The postcard had a picture of a bridge on it. A nice enough bridge, I guess. I can appreciate a good bridge. I learned the other day that the bridges I thought were suspension bridges are for the most part actually "cable-stayed" bridges. Like the Golden Gate Bridge. We've been lied to this whole time.

Bridges are actually one of my favorite shitty TV editing tropes- when the action is moving from Manhattan to the outer boroughs, they splice in quick pic of a bridge to emphasize how very far away Brooklyn is, emotionally, and depending on the show, socioeconomically. It's rarely a real bridge that exists in New York.  I've biked on them all, which makes me intimately familiar with them and I can spot a foreign bridge. But it doesn't matter. The gist is gotten.

Oh so the postcard- on the flip side, he had written the following:

Belgrade was so much fun. This trip was awesome. Like this bridge at [sic] the front of the postcard. Well, Almost. Hugs.

It’s amazing how the structures (the bridges?) you build in your head can topple instantaneously. 
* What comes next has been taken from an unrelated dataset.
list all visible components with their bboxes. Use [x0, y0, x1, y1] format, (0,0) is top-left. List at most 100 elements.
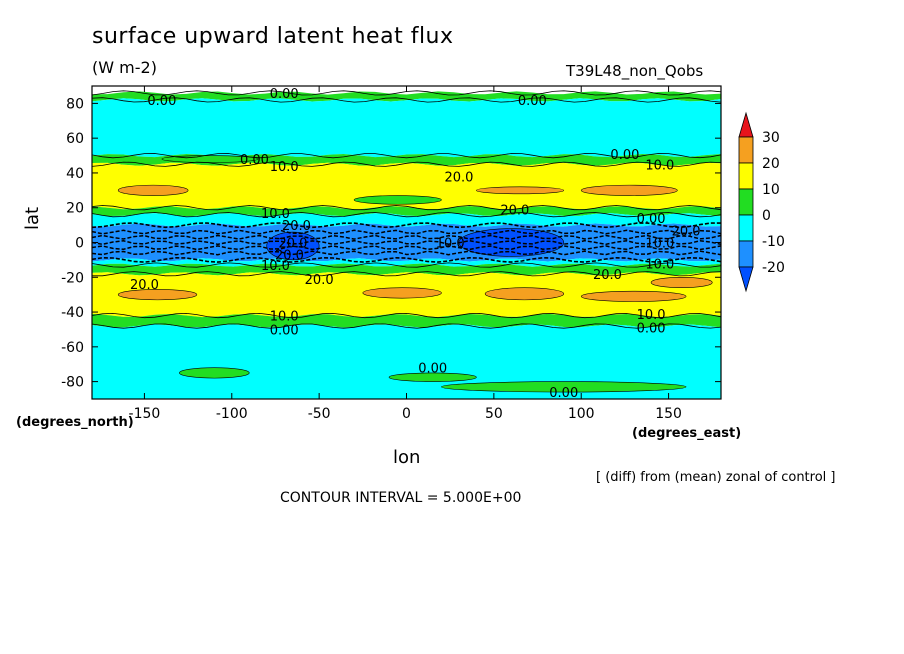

Why did he save it?  Because he’s a guy who doesn’t throw things away. I’m so deeply someone who tosses things that I can’t make a great case for keeping that I forget that many don’t function that way. If I were to keep a postcard I had written five years earlier and never sent, it would be because there was a Reason, some attachment to either the piece of paper or the words on it. When he did give it to me, he seemed excited to hand it over, like it had some value, but I guess sometimes a postcard is just a postcard.

My whole life, in addition to feeling bogged down by People and Emotions, I've been perpetually bogged down by Things. A long time ago I just decided that I was going to throw away birthday cards from anyone I assumed I would get another one from at some point in the future. I have every intention of keeping the one that I'm relatively certain is the last one you give me (due to your imminent demise or mine.) You'll find my dead body in my fabulous apartment clutching that last card, heart thoroughly warmed prior to it stopping. But for now, I'll give it a good read and then wait until you leave to put it in the garbage, or in the recycling, depending on how I'm feeling that day about whether cards with glitter on them are recyclable, which lez be honest is always a game time decision.

It’s not exactly the same thing but I will on occasion keep little tokens of experiences I’ve had with the guys I date. I’ll save a ticket stub, or a receipt from an early-on date, something small, on the off chance that we fall madly in love and I need something to talk about during our engagement party. Inevitably the shiny illusion of compatibility fades shortly after, and I unceremoniously dump the deli number, or the post-it note note straight into the trash without a ton of feeling. When they’re just objects, they mean so little to me. Marie Kondo stole all of her tricks from me, except for the spiritual stuff, which I feel is superfluous but that is neither here nor there. I hold on to these little reminders because I know of their potential, but when that potential is unfulfilled I have no problem tossing them.

The harder things are the items that do fulfill that potential, or were designed to be deeply important from the get go. There are very few of these for me. A book I made of all of the emails I exchanged with someone I had a really lovely but confusing year with. A keychain that was the perfect weight, a metal design that someone brought back for me from California.

For a while after I got it, I would wrap my hand around the keychain in my pocket whenever I was feeling unsteady. I hardly think it was magic but the little surge of energy from knowing someone had specifically thought of me, missed me even, while he was gone was enough to take the edge off of an anxious moment. When our paths split and I walked away from him, I made myself throw it away. I have moments when I regret getting rid of it. But I guess we didn’t end up together it's one less thing to include when I'm getting my next moving company estimate. And the only things more NYC than moving a ton is being spat on by strangers (RIP) and… bagels?